I take a deep breath. Another.
“Thank you, Dan. I’m not pleasant. I know that. It’s your turn to stop.” I stare him down and he closes his mouth, thinking better of interrupting me with useless reassurances. “I’m not good with people, I never have been. James was. It worked. That’s why I asked you to recruit people. I would fail at that task. It took me a long time to accept it, but I’m bad at managing people. I disagreed with so many of James’s decision and he was almost always right. Remember when he fired our top sales director? What was his name...Gregory, Gregory Perth. James fired him for some minor ethical breach, a misappropriation of petty cash of some inconsequential amount...thirteen hundred and seven dollars and fifty-three cents. I didn’t speak to James for three months after that. We missed an earnings projection mostly because of that decision. Three fiscal quarters later, the man James promoted to take Gregory’s place, Jamal Roth, doubled Gregory’s sales numbers. Two months after that, Gregory was in jail, bending the rules at his next company.” I look down at my hands and sigh.
“James knew people. He knew Jamal could do it, especially after we put faith in him, and he knew poor ethics in one place meant poor ethics in other places. I don’t have those instincts. People don’t love me like they did James. They may come to respect or trust me with time, but they won’t be persuaded by my words. They would not have, perhaps Speak to Them will keep progressing and change all that...” I realize I’m staring off into the distance and shake my head.

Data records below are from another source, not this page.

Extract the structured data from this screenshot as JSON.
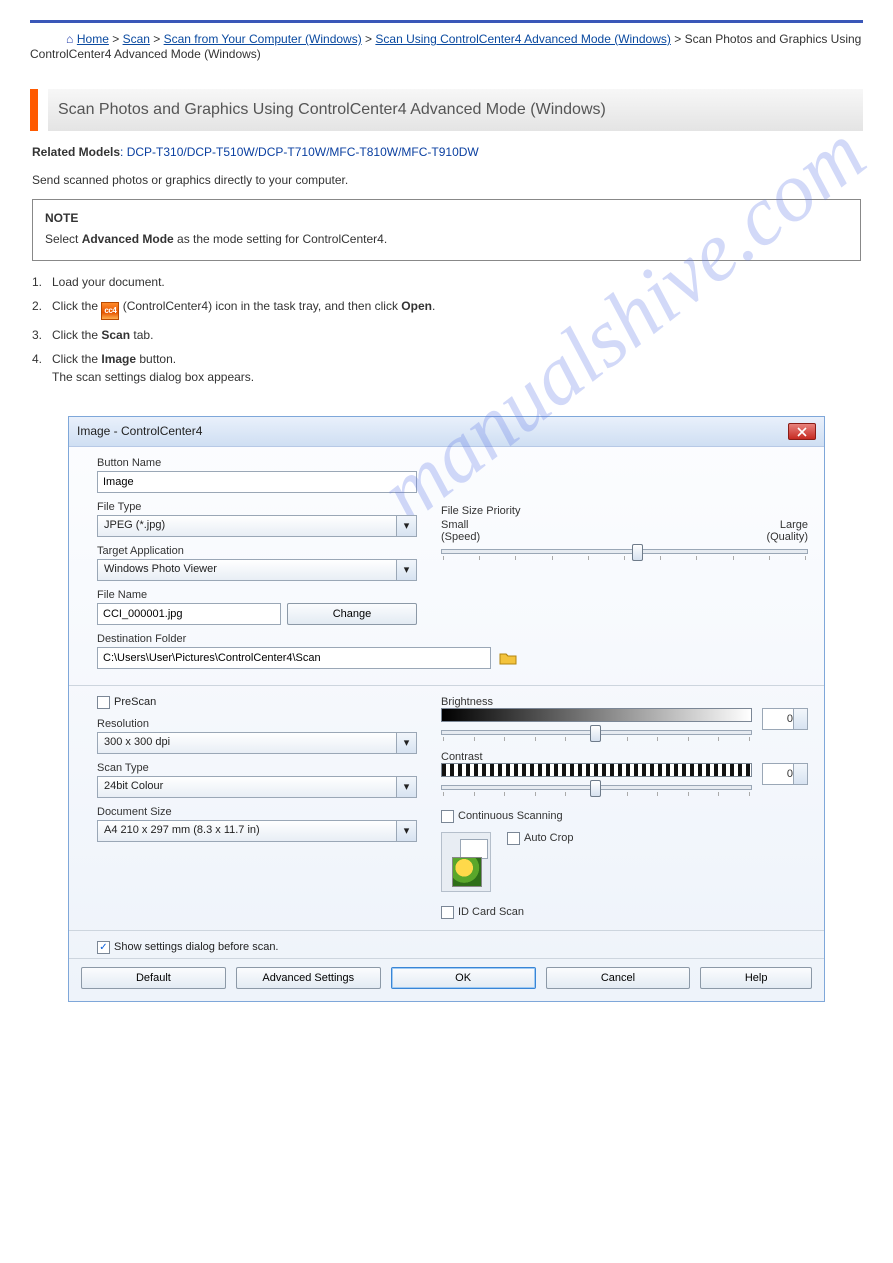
{
  "header": {
    "home_link": "Home",
    "crumb_sep": ">",
    "crumb1": "Scan",
    "crumb2": "Scan from Your Computer (Windows)",
    "crumb3": "Scan Using ControlCenter4 Advanced Mode (Windows)",
    "crumb4": "Scan Photos and Graphics Using ControlCenter4 Advanced Mode (Windows)"
  },
  "title": "Scan Photos and Graphics Using ControlCenter4 Advanced Mode (Windows)",
  "models_label": "Related Models",
  "models": ": DCP-T310/DCP-T510W/DCP-T710W/MFC-T810W/MFC-T910DW",
  "lead": "Send scanned photos or graphics directly to your computer.",
  "note_title": "NOTE",
  "note_body_a": "Select ",
  "note_body_b": "Advanced Mode",
  "note_body_c": " as the mode setting for ControlCenter4.",
  "steps": {
    "s1a": "Load your document.",
    "s2a": "Click the ",
    "s2b": " (ControlCenter4) icon in the task tray, and then click ",
    "s2c": "Open",
    "s2d": ".",
    "s3a": "Click the ",
    "s3b": "Scan",
    "s3c": " tab.",
    "s4a": "Click the ",
    "s4b": "Image",
    "s4c": " button.",
    "s4d": "The scan settings dialog box appears."
  },
  "dlg": {
    "title": "Image - ControlCenter4",
    "button_name_label": "Button Name",
    "button_name_value": "Image",
    "file_type_label": "File Type",
    "file_type_value": "JPEG (*.jpg)",
    "target_app_label": "Target Application",
    "target_app_value": "Windows Photo Viewer",
    "file_name_label": "File Name",
    "file_name_value": "CCI_000001.jpg",
    "change_btn": "Change",
    "dest_label": "Destination Folder",
    "dest_value": "C:\\Users\\User\\Pictures\\ControlCenter4\\Scan",
    "fs_priority_label": "File Size Priority",
    "fs_small": "Small",
    "fs_large": "Large",
    "fs_speed": "(Speed)",
    "fs_quality": "(Quality)",
    "prescan": "PreScan",
    "resolution_label": "Resolution",
    "resolution_value": "300 x 300 dpi",
    "scan_type_label": "Scan Type",
    "scan_type_value": "24bit Colour",
    "doc_size_label": "Document Size",
    "doc_size_value": "A4 210 x 297 mm (8.3 x 11.7 in)",
    "brightness_label": "Brightness",
    "brightness_value": "0",
    "contrast_label": "Contrast",
    "contrast_value": "0",
    "continuous": "Continuous Scanning",
    "auto_crop": "Auto Crop",
    "id_card": "ID Card Scan",
    "show_settings": "Show settings dialog before scan.",
    "btn_default": "Default",
    "btn_adv": "Advanced Settings",
    "btn_ok": "OK",
    "btn_cancel": "Cancel",
    "btn_help": "Help"
  }
}
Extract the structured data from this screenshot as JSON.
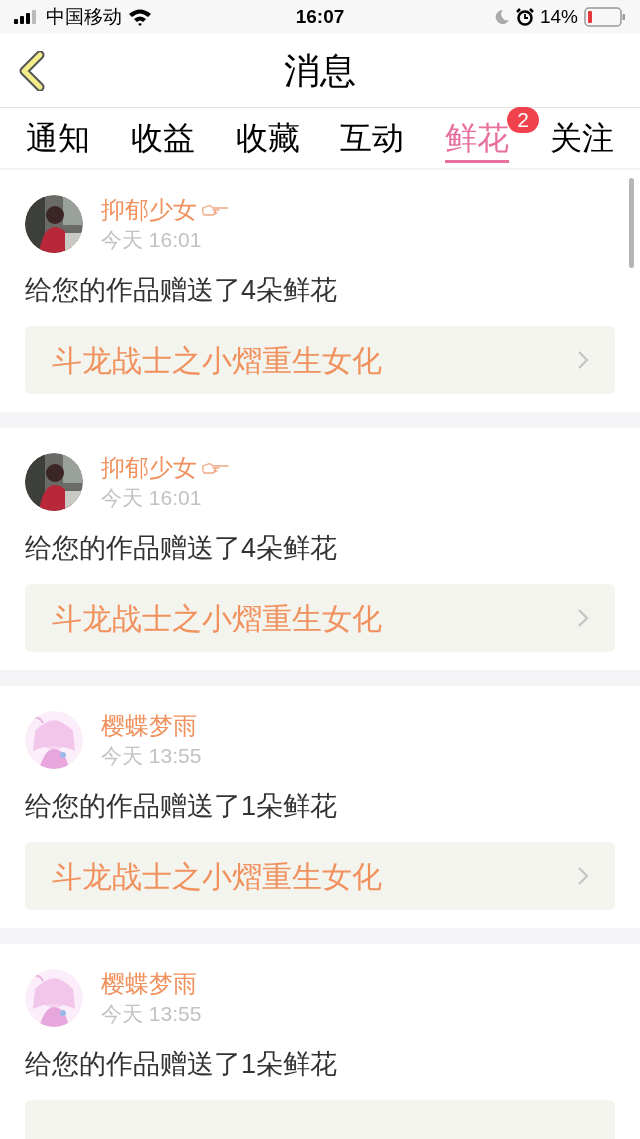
{
  "status_bar": {
    "carrier": "中国移动",
    "time": "16:07",
    "battery": "14%"
  },
  "header": {
    "title": "消息"
  },
  "tabs": [
    {
      "label": "通知",
      "selected": false
    },
    {
      "label": "收益",
      "selected": false
    },
    {
      "label": "收藏",
      "selected": false
    },
    {
      "label": "互动",
      "selected": false
    },
    {
      "label": "鲜花",
      "selected": true,
      "badge": "2"
    },
    {
      "label": "关注",
      "selected": false
    }
  ],
  "messages": [
    {
      "user": "抑郁少女",
      "pointing_hand": true,
      "time": "今天 16:01",
      "text": "给您的作品赠送了4朵鲜花",
      "work": "斗龙战士之小熠重生女化"
    },
    {
      "user": "抑郁少女",
      "pointing_hand": true,
      "time": "今天 16:01",
      "text": "给您的作品赠送了4朵鲜花",
      "work": "斗龙战士之小熠重生女化"
    },
    {
      "user": "樱蝶梦雨",
      "pointing_hand": false,
      "time": "今天 13:55",
      "text": "给您的作品赠送了1朵鲜花",
      "work": "斗龙战士之小熠重生女化"
    },
    {
      "user": "樱蝶梦雨",
      "pointing_hand": false,
      "time": "今天 13:55",
      "text": "给您的作品赠送了1朵鲜花"
    }
  ]
}
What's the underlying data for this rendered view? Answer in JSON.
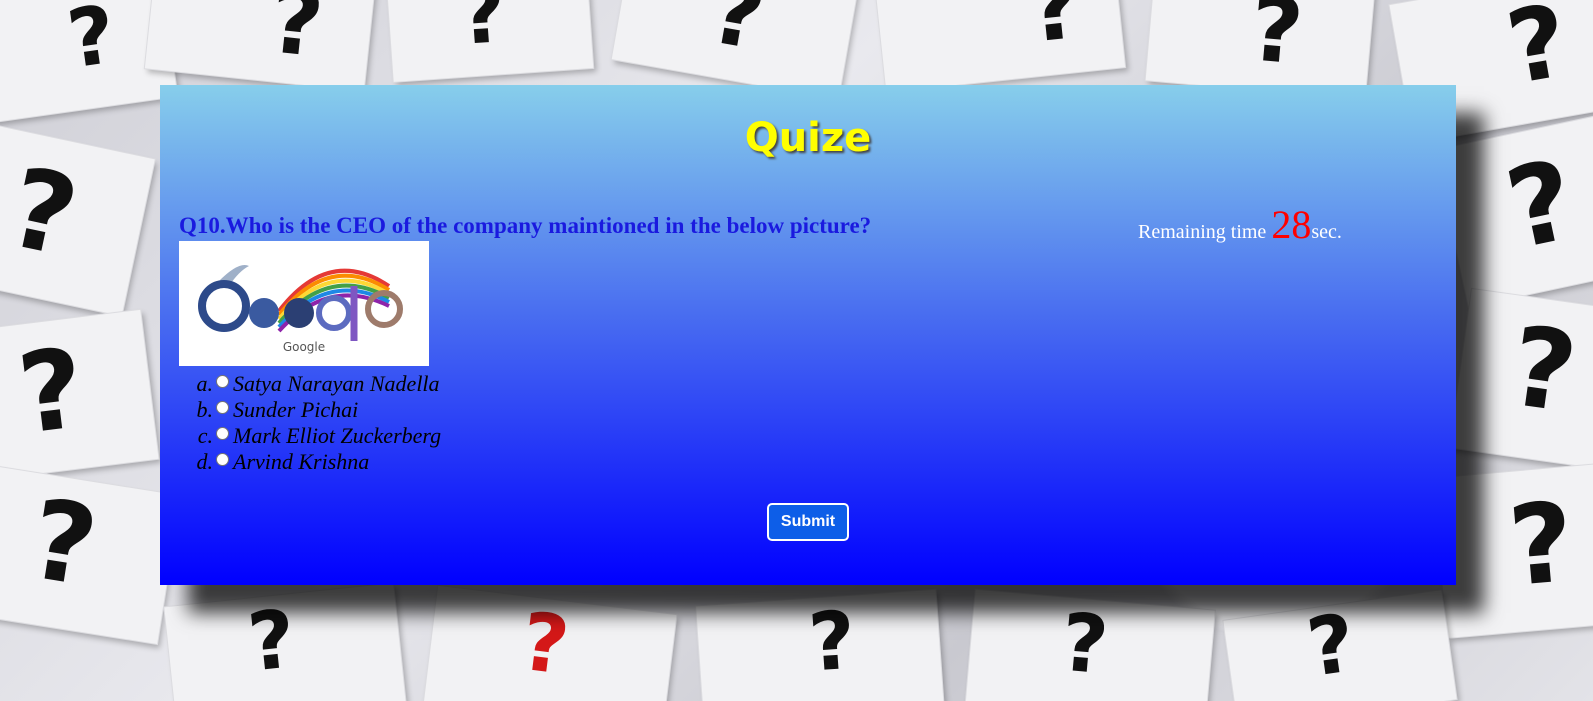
{
  "quiz": {
    "title": "Quize",
    "question": "Q10.Who is the CEO of the company maintioned in the below picture?",
    "timer": {
      "prefix": "Remaining time ",
      "count": "28",
      "suffix": "sec."
    },
    "picture": {
      "logo_text": "Google",
      "icon": "google-doodle-logo"
    },
    "options": [
      {
        "letter": "a.",
        "label": "Satya Narayan Nadella"
      },
      {
        "letter": "b.",
        "label": "Sunder Pichai"
      },
      {
        "letter": "c.",
        "label": "Mark Elliot Zuckerberg"
      },
      {
        "letter": "d.",
        "label": "Arvind Krishna"
      }
    ],
    "submit_label": "Submit"
  },
  "colors": {
    "title": "#ffff00",
    "question": "#1a1adf",
    "timer_count": "#ff0000",
    "panel_top": "#87ceeb",
    "panel_bottom": "#0000ff",
    "button": "#0d5ee8"
  }
}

“I digress. Thank you for respecting James’s wishes. Thank you for helping me. And I’m sorry, again. That is now twice the amount I have ever thanked or apologized to anyone. You should feel honored.” Dan laughs, understanding my dry humor.

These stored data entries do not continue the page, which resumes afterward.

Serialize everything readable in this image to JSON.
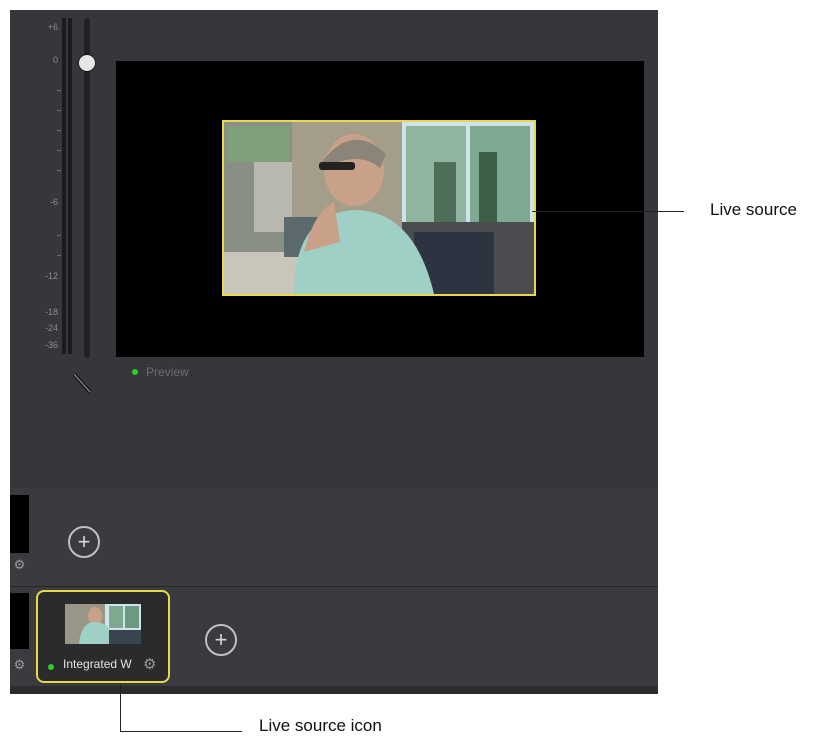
{
  "meter": {
    "ticks": [
      "+6",
      "0",
      "-6",
      "-12",
      "-18",
      "-24",
      "-36"
    ],
    "volume_level_fraction": 0.85
  },
  "preview": {
    "label": "Preview"
  },
  "source_tile": {
    "label": "Integrated W"
  },
  "add_button_glyph": "+",
  "gear_glyph": "⚙",
  "callouts": {
    "live_source": "Live source",
    "live_source_icon": "Live source icon"
  },
  "colors": {
    "highlight_border": "#e8d84a",
    "live_indicator": "#2bd02b",
    "canvas_background": "#000000"
  },
  "icons": [
    "mute-slash-icon",
    "gear-icon",
    "add-icon",
    "live-indicator-dot"
  ]
}
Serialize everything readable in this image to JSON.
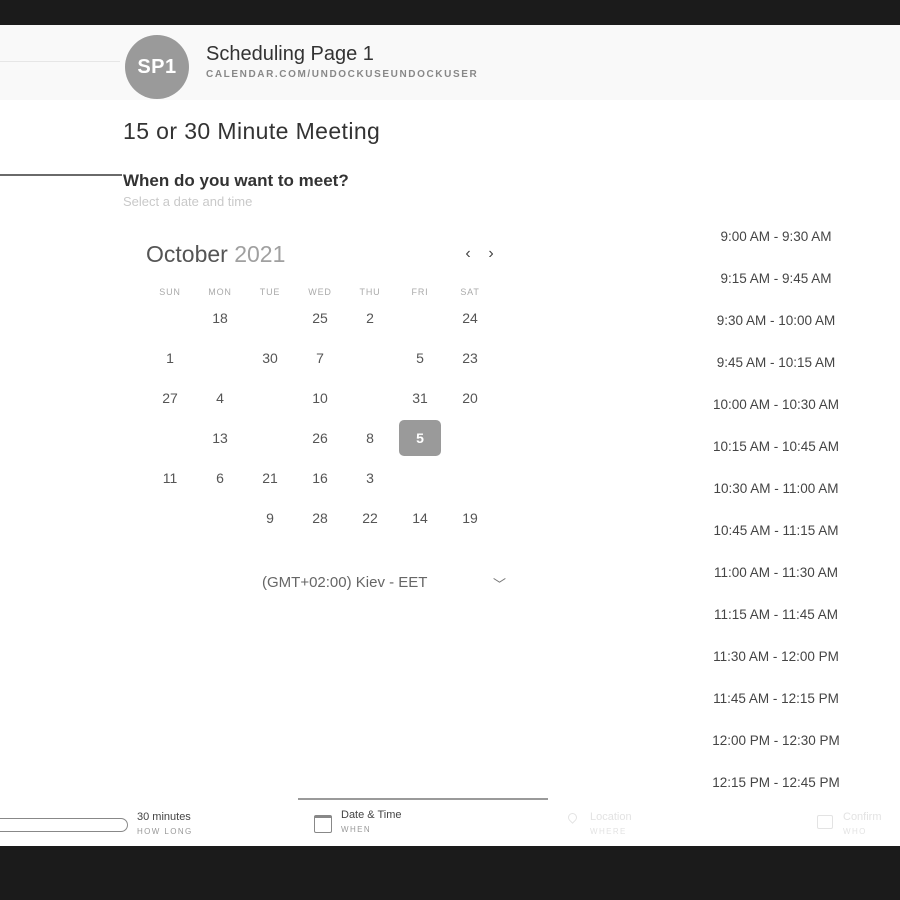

“I will step out of this pod, sleep and eat after we are done speaking. But before I can do so, I need to know the plan. What can we do to fix this?”
“I’m already working on it. I let Doc know what happened before we came in here. He went after Samantha with Leonard. Hopefully, he can convince her to come back, or at least group up with her. If not, I’ll meet up with him, and we’ll trail her together. I also sent you an e-mail with details on something we can do back home. Are you capable of apologizing to her?”

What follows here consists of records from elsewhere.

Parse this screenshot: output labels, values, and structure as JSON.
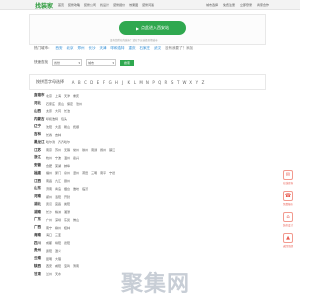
{
  "header": {
    "logo": "找装家",
    "nav": [
      "首页",
      "装修攻略",
      "装修公司",
      "找设计",
      "装修报价",
      "效果图",
      "装修问答"
    ],
    "utils": [
      "城市选择",
      "免费注册",
      "立即登录",
      "商家合作"
    ]
  },
  "entry": {
    "button_label": "点此进入西安站",
    "note": "没有您所在的城市？请在下方选择其他城市"
  },
  "hot_cities": {
    "label": "热门城市：",
    "cities": [
      "西安",
      "北京",
      "郑州",
      "长沙",
      "天津",
      "呼和浩特",
      "重庆",
      "石家庄",
      "武汉"
    ],
    "more": "没有我要了？添加"
  },
  "quick_search": {
    "label": "快速查找",
    "province_placeholder": "省份",
    "city_placeholder": "城市",
    "button": "搜索"
  },
  "letters": {
    "title": "按拼音字母选择",
    "items": [
      "A",
      "B",
      "C",
      "D",
      "E",
      "F",
      "G",
      "H",
      "J",
      "K",
      "L",
      "M",
      "N",
      "P",
      "Q",
      "R",
      "S",
      "T",
      "W",
      "X",
      "Y",
      "Z"
    ]
  },
  "provinces": [
    {
      "name": "直辖市",
      "cities": [
        "北京",
        "上海",
        "天津",
        "重庆"
      ]
    },
    {
      "name": "河北",
      "cities": [
        "石家庄",
        "唐山",
        "保定",
        "沧州"
      ]
    },
    {
      "name": "山西",
      "cities": [
        "太原",
        "大同",
        "长治"
      ]
    },
    {
      "name": "内蒙古",
      "cities": [
        "呼和浩特",
        "包头"
      ]
    },
    {
      "name": "辽宁",
      "cities": [
        "沈阳",
        "大连",
        "鞍山",
        "抚顺"
      ]
    },
    {
      "name": "吉林",
      "cities": [
        "长春",
        "吉林"
      ]
    },
    {
      "name": "黑龙江",
      "cities": [
        "哈尔滨",
        "齐齐哈尔"
      ]
    },
    {
      "name": "江苏",
      "cities": [
        "南京",
        "苏州",
        "无锡",
        "常州",
        "徐州",
        "南通",
        "扬州",
        "镇江"
      ]
    },
    {
      "name": "浙江",
      "cities": [
        "杭州",
        "宁波",
        "温州",
        "嘉兴"
      ]
    },
    {
      "name": "安徽",
      "cities": [
        "合肥",
        "芜湖",
        "蚌埠"
      ]
    },
    {
      "name": "福建",
      "cities": [
        "福州",
        "厦门",
        "泉州",
        "漳州",
        "莆田",
        "三明",
        "南平",
        "宁德"
      ]
    },
    {
      "name": "江西",
      "cities": [
        "南昌",
        "九江",
        "赣州"
      ]
    },
    {
      "name": "山东",
      "cities": [
        "济南",
        "青岛",
        "烟台",
        "潍坊",
        "临沂"
      ]
    },
    {
      "name": "河南",
      "cities": [
        "郑州",
        "洛阳",
        "开封"
      ]
    },
    {
      "name": "湖北",
      "cities": [
        "武汉",
        "宜昌",
        "襄阳"
      ]
    },
    {
      "name": "湖南",
      "cities": [
        "长沙",
        "株洲",
        "湘潭"
      ]
    },
    {
      "name": "广东",
      "cities": [
        "广州",
        "深圳",
        "东莞",
        "佛山"
      ]
    },
    {
      "name": "广西",
      "cities": [
        "南宁",
        "柳州",
        "桂林"
      ]
    },
    {
      "name": "海南",
      "cities": [
        "海口",
        "三亚"
      ]
    },
    {
      "name": "四川",
      "cities": [
        "成都",
        "绵阳",
        "德阳"
      ]
    },
    {
      "name": "贵州",
      "cities": [
        "贵阳",
        "遵义"
      ]
    },
    {
      "name": "云南",
      "cities": [
        "昆明",
        "大理"
      ]
    },
    {
      "name": "陕西",
      "cities": [
        "西安",
        "咸阳",
        "宝鸡",
        "渭南"
      ]
    },
    {
      "name": "甘肃",
      "cities": [
        "兰州",
        "天水"
      ]
    }
  ],
  "side_rail": [
    {
      "icon": "✉",
      "label": "在线咨询"
    },
    {
      "icon": "☎",
      "label": "免费报价"
    },
    {
      "icon": "⌂",
      "label": "装修设计"
    },
    {
      "icon": "▲",
      "label": "返回顶部"
    }
  ],
  "watermark": "聚集网"
}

Time to eat some humble pie, as my mom would have said. “Yes, I can do that. Get to it Dan, retrieve our tank, do what you have to do. I’ll keep building Athens.” I hold up my hand as Dan moves to interrupt me. “After sleeping and eating.”
Dan’s eyes seem to go out of focus. “Hey, check this out,” he says.
Retrieve Your Wayward Ally
Samantha has fled Athens. Lady Francine The Sharp bids you to locate and persuade her to return to the city.
I close my eyes before saying, “Our ray of light. I suspected I could issue players quests as a Homesteader, confirmation is quite welcome. Do you know how important this is Dan?”
“Yes. This should be massive for improving players we choose to help. It also seems the nature of the task can influence the reward. I’ll need all of my considerable natural charisma to make up for your tantrum, seems fair I should get even more Charisma as a reward.”
I narrow my eyes at Dan. “It wasn’t a tantrum. It was a calculated display of displeasure. Let me try another.”
I think about Dan, and Mary and her safe return.
“Ha, it worked!” Dan says, before he sends a prompt for my inspection.
Rescue Mary Jorgdaughter
Lady Francine the Sharp’s cowardice and selfish desires forfeited Mary Jorgdaughter to Decrepit’s pawn, Null Division. Secure her safe return.
Jorgdaughter Family Skill
I understand why the game doesn’t let me define quests for other players exactly as I wish -- players like myself would abuse it -- but I don’t understand why the AIs that generate these quest descriptions are so harsh.
“Very funny. Get out of here Dan, go get our candidate.”